The U.S. Treasury recently released two resources to support responsible AI adoption in financial services: an AI Lexicon and the Financial Services AI Risk Management Framework (FS AI RMF). These resources are particularly relevant for banks, credit unions, investment firms, insurers, and other financial institutions looking to strengthen AI governance as they explore or expand the use of artificial intelligence.
The AI Lexicon establishes a shared vocabulary for AI concepts across the financial sector. It compiles commonly used risk management and technical terms that have specific meanings in the context of AI use in financial services.
The more substantive release is the FS AI RMF, a sector-specific framework designed to help financial institutions manage the risks associated with AI systems and support responsible innovation.
The framework was developed through collaboration between industry groups and more than 100 financial institutions, with input from government agencies and standards bodies.
Importantly, the FS AI RMF is closely aligned with the NIST AI Risk Management Framework, which provides voluntary guidance for organizations seeking to build trustworthy and responsible AI systems. While the NIST framework is designed to be industry-agnostic, the FS AI RMF translates those high-level principles into practical controls and implementation guidance specifically for financial services.
One of the most useful aspects of the FS AI RMF is that it operationalizes AI governance through structured tools. The framework includes an AI Adoption Stage Questionnaire, a Risk and Control Matrix containing more than 230 control objectives, and detailed implementation guidance that organizations can use to evaluate and improve their AI risk management programs.
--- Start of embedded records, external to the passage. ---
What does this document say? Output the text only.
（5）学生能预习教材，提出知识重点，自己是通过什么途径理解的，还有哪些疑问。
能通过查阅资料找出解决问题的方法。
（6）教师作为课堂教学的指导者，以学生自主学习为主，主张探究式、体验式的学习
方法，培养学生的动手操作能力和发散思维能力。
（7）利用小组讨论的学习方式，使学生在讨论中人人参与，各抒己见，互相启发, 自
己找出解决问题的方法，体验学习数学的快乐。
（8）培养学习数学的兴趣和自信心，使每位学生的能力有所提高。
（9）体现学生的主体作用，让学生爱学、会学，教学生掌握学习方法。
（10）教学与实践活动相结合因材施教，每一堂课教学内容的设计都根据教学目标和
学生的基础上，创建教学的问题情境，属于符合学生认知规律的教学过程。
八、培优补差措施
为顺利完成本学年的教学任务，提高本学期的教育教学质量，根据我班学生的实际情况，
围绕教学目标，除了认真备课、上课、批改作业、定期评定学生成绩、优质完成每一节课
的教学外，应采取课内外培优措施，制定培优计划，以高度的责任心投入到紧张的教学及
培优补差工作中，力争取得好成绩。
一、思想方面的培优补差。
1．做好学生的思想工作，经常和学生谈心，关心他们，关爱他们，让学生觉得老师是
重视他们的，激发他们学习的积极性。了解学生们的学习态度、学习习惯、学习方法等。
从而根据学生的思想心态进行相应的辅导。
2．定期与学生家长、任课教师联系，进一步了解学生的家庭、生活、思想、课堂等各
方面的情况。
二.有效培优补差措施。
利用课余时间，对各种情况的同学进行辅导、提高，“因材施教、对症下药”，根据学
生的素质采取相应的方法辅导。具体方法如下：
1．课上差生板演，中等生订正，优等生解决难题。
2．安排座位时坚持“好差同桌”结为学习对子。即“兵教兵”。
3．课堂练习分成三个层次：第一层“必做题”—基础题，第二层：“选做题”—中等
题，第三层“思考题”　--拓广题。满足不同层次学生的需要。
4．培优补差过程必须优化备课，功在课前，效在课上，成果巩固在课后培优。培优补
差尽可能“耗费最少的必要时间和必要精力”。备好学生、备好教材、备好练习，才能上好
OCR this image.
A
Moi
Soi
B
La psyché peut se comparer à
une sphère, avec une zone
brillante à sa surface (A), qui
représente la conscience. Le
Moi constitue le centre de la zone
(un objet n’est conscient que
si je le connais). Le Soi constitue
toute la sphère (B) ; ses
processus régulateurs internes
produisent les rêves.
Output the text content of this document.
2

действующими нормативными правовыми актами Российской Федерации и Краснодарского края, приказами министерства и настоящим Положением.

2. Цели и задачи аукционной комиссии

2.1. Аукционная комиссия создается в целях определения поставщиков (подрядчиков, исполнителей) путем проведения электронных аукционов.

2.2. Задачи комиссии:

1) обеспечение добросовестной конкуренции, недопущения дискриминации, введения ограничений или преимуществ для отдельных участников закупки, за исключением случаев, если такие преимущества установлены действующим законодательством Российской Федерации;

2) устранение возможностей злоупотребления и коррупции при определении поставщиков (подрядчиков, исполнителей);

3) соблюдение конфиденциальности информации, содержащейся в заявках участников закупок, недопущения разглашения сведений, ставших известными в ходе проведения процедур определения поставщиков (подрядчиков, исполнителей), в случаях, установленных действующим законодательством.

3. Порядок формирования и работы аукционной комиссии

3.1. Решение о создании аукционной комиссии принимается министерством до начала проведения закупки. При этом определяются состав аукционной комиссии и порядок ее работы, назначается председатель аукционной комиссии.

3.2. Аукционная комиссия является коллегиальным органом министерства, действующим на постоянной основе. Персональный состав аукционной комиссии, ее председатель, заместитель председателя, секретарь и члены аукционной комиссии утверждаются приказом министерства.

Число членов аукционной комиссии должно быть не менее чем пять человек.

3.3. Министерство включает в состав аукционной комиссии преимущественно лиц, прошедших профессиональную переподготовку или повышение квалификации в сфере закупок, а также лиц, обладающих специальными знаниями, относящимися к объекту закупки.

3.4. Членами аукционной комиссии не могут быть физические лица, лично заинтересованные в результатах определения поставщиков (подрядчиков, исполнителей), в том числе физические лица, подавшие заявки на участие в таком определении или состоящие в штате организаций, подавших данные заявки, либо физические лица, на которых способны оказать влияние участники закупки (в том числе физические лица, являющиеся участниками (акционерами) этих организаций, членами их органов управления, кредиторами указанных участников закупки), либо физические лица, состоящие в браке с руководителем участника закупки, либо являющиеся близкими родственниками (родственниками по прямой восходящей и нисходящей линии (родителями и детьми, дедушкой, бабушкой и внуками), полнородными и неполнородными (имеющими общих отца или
These resources allow institutions to benchmark their current maturity and identify gaps across governance, data management, model development, validation, monitoring, and third-party oversight.
What financial institutions should do next
Financial institutions are strongly encouraged to review and complete the FS AI RMF assessment to measure their AI Adoption Stage maturity. At the conclusion of the assessment, institutions should have visibility into any control gaps that exist and can begin developing a roadmap to align with the framework’s recommended controls based on their size, risk profile, and AI use cases.
As AI adoption accelerates across areas like fraud detection, customer service automation, and credit decisioning, institutions that proactively align their governance practices with emerging frameworks will be better positioned to innovate responsibly.
For organizations looking to get started, the following resources provide a helpful entry point:
- FS AI RMF tools and guidance: https://cyberriskinstitute.org/artificial-intelligence-risk-management/
- AI Lexicon for financial services: https://fsscc.org/wp-content/uploads/2026/02/AIEOG-AI-Lexicon-February-2026.pdf
Treasury’s release signals a broader shift toward standardized, sector-specific approaches to AI risk management. Financial institutions that begin engaging with these resources now will be better prepared to scale AI responsibly.